Even more surprising, Jesus uses this image of the serpent to refer to himself. He told Nicodemus that "just as Moses lifted up the serpent in the desert, so must the Son of Man be lifted up, so that everyone who believes in him may have eternal life" (John 3: 14-15). How is it that Jesus uses this image of evil for himself?
St. Paul helps us understand this. He wrote: "Christ ransomed us from the curse of the law by becoming a curse for us, for it is written, 'Cursed be everyone who hangs on a tree'" (Galatians 3: 13). He also wrote: "For our sake God made him to be sin who did not know sin, so that we might become the righteousness of God in him" (2 Corinthians 5: 21). Christ "became sin" and in that way became the source of healing and new life. He identified himself totally with sinful humanity and took upon himself the sins of the world.

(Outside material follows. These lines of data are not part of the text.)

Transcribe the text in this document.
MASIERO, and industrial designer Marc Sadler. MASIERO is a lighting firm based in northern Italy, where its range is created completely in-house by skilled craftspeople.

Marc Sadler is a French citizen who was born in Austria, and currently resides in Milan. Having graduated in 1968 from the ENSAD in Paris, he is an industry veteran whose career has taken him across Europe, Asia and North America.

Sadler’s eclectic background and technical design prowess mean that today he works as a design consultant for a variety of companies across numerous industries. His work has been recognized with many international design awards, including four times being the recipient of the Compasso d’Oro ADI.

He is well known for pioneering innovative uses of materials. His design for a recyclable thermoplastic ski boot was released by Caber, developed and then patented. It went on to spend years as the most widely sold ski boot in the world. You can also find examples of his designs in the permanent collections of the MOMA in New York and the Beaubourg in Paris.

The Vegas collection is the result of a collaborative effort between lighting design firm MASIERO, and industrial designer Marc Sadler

He also took upon himself the consequences of sin. Again, St. Paul: "And even when you were dead in transgressions and the uncircumcision of your flesh, he brought you to life along with him, having forgiven us all our transgressions; obliterating the bond against us, which was opposed to us, he also removed it from our midst, nailing it to the cross..." (Colossians 2: 13-14). Jesus took upon himself the judgment, the result of sin, and allowed it to be nailed into his own body on the cross. He made reparation, repairing the damaging consequences of sin, by offering himself on the cross.

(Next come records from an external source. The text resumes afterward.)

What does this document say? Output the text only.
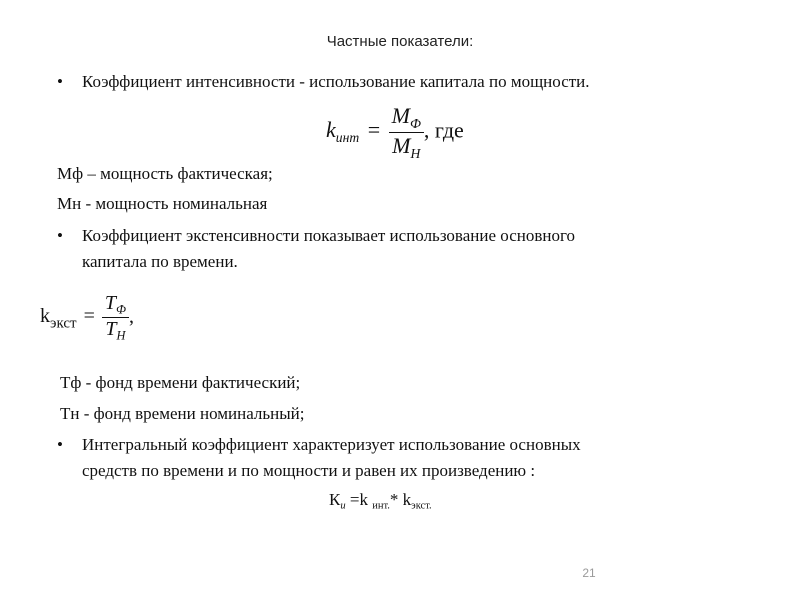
Частные показатели:
• Коэффициент интенсивности - использование капитала по мощности.
$k_{инт} = \frac{М_Ф}{М_Н}$ , где
Мф – мощность фактическая;
Мн - мощность номинальная
• Коэффициент экстенсивности показывает использование основного
капитала по времени.
$k_{экст} = \frac{Т_Ф}{Т_Н}$ ,
Тф - фонд времени фактический;
Тн - фонд времени номинальный;
• Интегральный коэффициент характеризует использование основных
средств по времени и по мощности и равен их произведению :
$К_и =k$ $_{инт.}$* $k_{экст.}$
21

In another place in John's gospel, Jesus refers to his being lifted up. He said: "When you lift up the Son of Man, then you will realize that I AM..." (8: 28). How is it that people will realize that Jesus, when he is lifted up on the cross, mounted like the serpent, a curse and sin, is God, I AM? Because God is love (1 John 4: 8, 16). What proves love? What is the greatest sign of love? What proves that Jesus is Divine Love itself?
St. Paul answers: "For Christ, while we were still helpless, yet died at the appointed time for the ungodly. Indeed, only with difficulty does one die for a just person, though perhaps for a good person one might even find courage to die. But God proves his love for us in that while we were still sinners Christ died for us" (Romans 5: 6-8).
Christ continues to give proof of his love when he is lifted up at Mass. At every Sacrifice of the Mass he makes present his life-giving death on the cross. Our faith is that Jesus is God and that he is present in the lifting up at Mass. His Body and Blood, lifted up, overcome sin and death. The serpent is defeated.